Department of Chemistry, Tongji University, Shanghai, 200092, China.
BMC Bioinformatics. 2010 Feb 27;11:109. doi: 10.1186/1471-2105-11-109.
Recent advances in proteomics technologies such as SELDI-TOF mass spectrometry has shown promise in the detection of early stage cancers. However, dimensionality reduction and classification are considerable challenges in statistical machine learning. We therefore propose a novel approach for dimensionality reduction and tested it using published high-resolution SELDI-TOF data for ovarian cancer.

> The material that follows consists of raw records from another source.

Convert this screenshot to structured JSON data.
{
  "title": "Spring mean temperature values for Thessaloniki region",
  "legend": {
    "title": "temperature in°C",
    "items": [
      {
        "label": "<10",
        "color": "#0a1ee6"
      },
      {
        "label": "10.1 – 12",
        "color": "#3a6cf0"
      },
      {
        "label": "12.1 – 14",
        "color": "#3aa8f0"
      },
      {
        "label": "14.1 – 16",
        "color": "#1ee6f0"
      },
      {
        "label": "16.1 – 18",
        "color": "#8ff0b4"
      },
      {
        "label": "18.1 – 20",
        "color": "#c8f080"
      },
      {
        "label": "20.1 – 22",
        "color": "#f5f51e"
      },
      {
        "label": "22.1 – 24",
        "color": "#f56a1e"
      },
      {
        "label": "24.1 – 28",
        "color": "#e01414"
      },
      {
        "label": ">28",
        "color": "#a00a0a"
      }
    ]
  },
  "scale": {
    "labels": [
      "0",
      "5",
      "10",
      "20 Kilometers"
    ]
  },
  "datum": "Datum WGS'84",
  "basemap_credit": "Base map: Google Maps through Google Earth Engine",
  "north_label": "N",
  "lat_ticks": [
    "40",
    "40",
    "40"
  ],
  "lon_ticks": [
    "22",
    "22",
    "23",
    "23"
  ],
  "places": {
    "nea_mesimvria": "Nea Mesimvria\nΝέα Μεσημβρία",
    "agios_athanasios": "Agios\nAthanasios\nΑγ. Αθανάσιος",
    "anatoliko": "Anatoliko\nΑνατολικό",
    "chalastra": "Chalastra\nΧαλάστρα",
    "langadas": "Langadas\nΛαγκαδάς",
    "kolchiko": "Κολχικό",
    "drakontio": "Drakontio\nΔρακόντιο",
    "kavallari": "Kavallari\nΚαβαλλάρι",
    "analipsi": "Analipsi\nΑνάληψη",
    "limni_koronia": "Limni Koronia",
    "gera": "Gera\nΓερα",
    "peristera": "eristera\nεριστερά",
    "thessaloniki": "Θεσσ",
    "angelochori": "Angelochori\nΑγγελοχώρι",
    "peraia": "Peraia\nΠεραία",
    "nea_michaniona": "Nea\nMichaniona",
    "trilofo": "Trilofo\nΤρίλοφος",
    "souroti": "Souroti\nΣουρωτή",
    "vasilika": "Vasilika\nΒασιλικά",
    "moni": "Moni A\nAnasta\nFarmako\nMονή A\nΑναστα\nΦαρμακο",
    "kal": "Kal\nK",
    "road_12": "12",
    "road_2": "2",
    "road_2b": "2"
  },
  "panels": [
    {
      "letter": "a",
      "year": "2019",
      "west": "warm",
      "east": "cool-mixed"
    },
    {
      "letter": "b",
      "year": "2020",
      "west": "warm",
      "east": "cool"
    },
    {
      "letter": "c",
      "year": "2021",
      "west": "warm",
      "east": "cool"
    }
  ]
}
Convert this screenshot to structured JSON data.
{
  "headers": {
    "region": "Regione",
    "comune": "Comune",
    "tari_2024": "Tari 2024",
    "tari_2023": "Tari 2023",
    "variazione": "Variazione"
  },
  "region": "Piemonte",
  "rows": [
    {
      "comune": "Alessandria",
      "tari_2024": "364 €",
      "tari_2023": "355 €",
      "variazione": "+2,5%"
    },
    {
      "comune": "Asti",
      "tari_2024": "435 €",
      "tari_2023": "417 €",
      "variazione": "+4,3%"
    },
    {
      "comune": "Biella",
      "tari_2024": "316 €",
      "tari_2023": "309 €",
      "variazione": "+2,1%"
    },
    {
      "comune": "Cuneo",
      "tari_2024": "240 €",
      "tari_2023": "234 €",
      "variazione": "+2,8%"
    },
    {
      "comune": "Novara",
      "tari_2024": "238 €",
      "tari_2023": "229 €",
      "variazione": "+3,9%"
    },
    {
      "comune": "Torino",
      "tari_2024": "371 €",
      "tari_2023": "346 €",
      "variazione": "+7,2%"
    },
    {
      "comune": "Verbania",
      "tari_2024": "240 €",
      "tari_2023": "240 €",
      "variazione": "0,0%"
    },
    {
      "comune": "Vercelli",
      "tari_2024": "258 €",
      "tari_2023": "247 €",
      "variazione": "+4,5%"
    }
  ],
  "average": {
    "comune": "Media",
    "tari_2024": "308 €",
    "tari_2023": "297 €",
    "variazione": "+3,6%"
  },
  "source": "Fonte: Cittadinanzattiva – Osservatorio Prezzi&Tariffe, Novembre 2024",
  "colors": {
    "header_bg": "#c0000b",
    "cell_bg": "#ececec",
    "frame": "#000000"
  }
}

We propose a method based on statistical moments to reduce feature dimensions. After refining and t-testing, SELDI-TOF data are divided into several intervals. Four statistical moments (mean, variance, skewness and kurtosis) are calculated for each interval and are used as representative variables. The high dimensionality of the data can thus be rapidly reduced. To improve efficiency and classification performance, the data are further used in kernel PLS models. The method achieved average sensitivity of 0.9950, specificity of 0.9916, accuracy of 0.9935 and a correlation coefficient of 0.9869 for 100 five-fold cross validations. Furthermore, only one control was misclassified in leave-one-out cross validation.
The proposed method is suitable for analyzing high-throughput proteomics data.
SELDI-TOF 质谱等蛋白质组学技术的最新进展显示出在检测早期癌症方面的潜力。然而,在统计机器学习中,降维和分类是相当大的挑战。因此,我们提出了一种新的降维方法,并使用已发表的卵巢癌高分辨率 SELDI-TOF 数据对其进行了测试。
我们提出了一种基于统计矩的方法来降低特征维度。经过精炼和 t 检验后,将 SELDI-TOF 数据分为几个区间。为每个区间计算四个统计矩(均值、方差、偏度和峰度),并用作代表变量。因此,可以快速降低数据的高维性。为了提高效率和分类性能,进一步将数据用于核 PLS 模型。该方法在 100 次五重交叉验证中实现了平均灵敏度为 0.9950、特异性为 0.9916、准确性为 0.9935 和相关系数为 0.9869。此外,在留一法交叉验证中只有一个对照被错误分类。
所提出的方法适用于分析高通量蛋白质组学数据。